而这一切,都建立在在座各位,以及你们所代表的团队的工作基础之上。”
掌声如潮水般涌起,持续了整整一分钟。
………………
会议结束后,肖镇没有参加招待午宴,而是直接赶往国家航天科研中心。
那里,一个按真实比例搭建的“广寒二号”着陆器实验舱正在进行最后调试。
实验舱占据了整个厂房,高度超过十米,四条着陆腿展开后占地近一百平方米。
舱体表面覆盖着金色的隔热材料,在灯光下反射着柔和的光泽。几十名工程师正在舱内外忙碌,检查每一个接口,测试每一个系统。
赵立城在舱门口等候。看见肖镇,他快步迎上:“老师,实验舱已经完成第一百二十三次联调,所有系统工作正常。按照计划,明天开始为期三十天的封闭测试。”
“测试团队准备好了吗?”
“准备好了。”赵立城指向不远处的一排活动板房,“六名测试工程师已经入住,他们将在接下来的一个月里,在模拟月面环境下对实验舱的所有功能进行极限测试。

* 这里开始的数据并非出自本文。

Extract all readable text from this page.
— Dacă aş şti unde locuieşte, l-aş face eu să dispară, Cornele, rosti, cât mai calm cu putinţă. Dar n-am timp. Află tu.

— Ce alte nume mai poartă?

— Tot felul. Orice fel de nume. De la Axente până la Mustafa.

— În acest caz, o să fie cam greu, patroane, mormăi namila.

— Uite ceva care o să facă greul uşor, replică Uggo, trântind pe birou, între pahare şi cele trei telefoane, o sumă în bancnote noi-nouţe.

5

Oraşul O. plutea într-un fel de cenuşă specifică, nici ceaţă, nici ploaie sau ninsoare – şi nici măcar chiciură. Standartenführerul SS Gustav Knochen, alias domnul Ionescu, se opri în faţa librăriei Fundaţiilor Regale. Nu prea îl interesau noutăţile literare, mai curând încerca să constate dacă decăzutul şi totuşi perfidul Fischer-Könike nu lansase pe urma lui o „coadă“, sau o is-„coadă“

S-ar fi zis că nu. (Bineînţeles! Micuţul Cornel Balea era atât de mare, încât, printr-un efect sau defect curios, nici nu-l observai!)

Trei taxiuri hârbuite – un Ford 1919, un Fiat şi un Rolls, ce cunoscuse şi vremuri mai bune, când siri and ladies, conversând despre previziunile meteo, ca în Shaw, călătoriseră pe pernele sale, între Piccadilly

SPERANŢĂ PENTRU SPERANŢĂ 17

包括连续七十二小时不间断工作、模拟系统故障应急处理、极端温度循环测试等。”
肖镇点头,戴上安全帽,走进实验舱内部。舱内的布局紧凑而高效:左侧是仪器区,布满了各种显示屏和控制面板;右侧是生活区,有简易的睡眠舱和卫生设施;中央是样品处理区,机械臂的基座已经安装到位。
“机械臂的精度测试结果出来了吗?”肖镇问。
“出来了。”赵立城调出平板电脑上的数据,“在模拟月面重力环境下,机械臂末端定位精度达到0.5毫米,重复定位精度0.2毫米,完全满足样品采集和转移要求。”